Social networks have become a reflection of that idea of ​​success: "The constant search for acceptance by others, mainly strangers." In addition we do "any maneuver to achieve it", which they diagnose as "the origin of the anxiety of an entire generation". And it leads us to the ultimate question: "If you couldn't tell anyone what you do, would you still do it?"

Villatoro, in his twenties, discovered that it was not true that anyone could become the new Mark Zuckerberg simply if they had a good idea and really wanted it. One more thing was needed: "You have to be a man, white, heterosexual, native English speaker, American, from a wealthy family, who entered Harvard and met strategic investors. If not, then thanks for participating. Come home to watch inspirational videos on YouTube so you can get more excited."

Although there is something that can work, these experts conclude after years of hearing stories of failure, and the Joker said it in Christopher Nolan's The Dark Knight: "What doesn't kill you makes you more... weird." In other words, "if you want to be amply rewarded for what you do, you have to be irreplaceable. Otherwise, you're just going to be replaced. If you want to be irreplaceable, you have to be unique. And if you want to be unique, you have to be authentic." Embrace and celebrate what makes you weird."

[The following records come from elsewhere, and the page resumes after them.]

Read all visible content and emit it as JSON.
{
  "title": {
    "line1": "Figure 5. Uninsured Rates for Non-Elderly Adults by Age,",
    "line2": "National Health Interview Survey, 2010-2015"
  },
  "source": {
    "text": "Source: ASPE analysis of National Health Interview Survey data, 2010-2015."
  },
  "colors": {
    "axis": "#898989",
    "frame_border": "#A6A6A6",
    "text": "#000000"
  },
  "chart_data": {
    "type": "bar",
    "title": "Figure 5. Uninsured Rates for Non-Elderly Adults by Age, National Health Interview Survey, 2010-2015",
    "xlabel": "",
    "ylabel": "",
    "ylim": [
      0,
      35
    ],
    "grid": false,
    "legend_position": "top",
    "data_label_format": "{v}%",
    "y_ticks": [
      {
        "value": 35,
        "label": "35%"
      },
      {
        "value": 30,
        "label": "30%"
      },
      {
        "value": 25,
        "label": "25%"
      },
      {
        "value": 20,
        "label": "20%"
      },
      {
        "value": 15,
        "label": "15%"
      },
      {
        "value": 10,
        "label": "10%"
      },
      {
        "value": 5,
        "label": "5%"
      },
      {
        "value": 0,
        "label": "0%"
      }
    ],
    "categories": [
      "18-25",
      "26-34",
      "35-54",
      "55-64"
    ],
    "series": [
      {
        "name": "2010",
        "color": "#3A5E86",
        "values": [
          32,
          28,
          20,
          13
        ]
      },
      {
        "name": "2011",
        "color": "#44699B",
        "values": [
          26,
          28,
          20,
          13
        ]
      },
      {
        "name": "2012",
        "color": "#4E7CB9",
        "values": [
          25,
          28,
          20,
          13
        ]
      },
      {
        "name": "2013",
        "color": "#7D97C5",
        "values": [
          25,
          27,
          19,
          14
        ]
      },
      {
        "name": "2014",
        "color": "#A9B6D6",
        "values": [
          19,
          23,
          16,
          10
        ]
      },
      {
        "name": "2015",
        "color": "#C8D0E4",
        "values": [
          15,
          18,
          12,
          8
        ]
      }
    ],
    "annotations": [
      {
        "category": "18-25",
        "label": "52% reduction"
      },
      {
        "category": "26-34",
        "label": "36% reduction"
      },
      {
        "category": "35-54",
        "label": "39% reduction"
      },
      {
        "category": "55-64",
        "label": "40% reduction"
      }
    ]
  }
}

And if it doesn't work? How do I get out of this loop? Well, it doesn't really come out. "There is no other choice but to play the illogical game of capitalism," concludes Villatoro. The most we can hope for is "hacking the system," trying to "live life on your own terms while making and using the money." In short, "to try to be more free." And grandmothers are experts in this, who inadvertently put you in your place, especially if you start to explain what you do and how well things are going for you. "No matter what you say to him, he's bound to interrupt you mid-speech and say, 'That's great. I'm so glad you're happy.'" In other words, 'I don't give a shit what you're doing and your dreams of greatness', the important thing is that you're happy."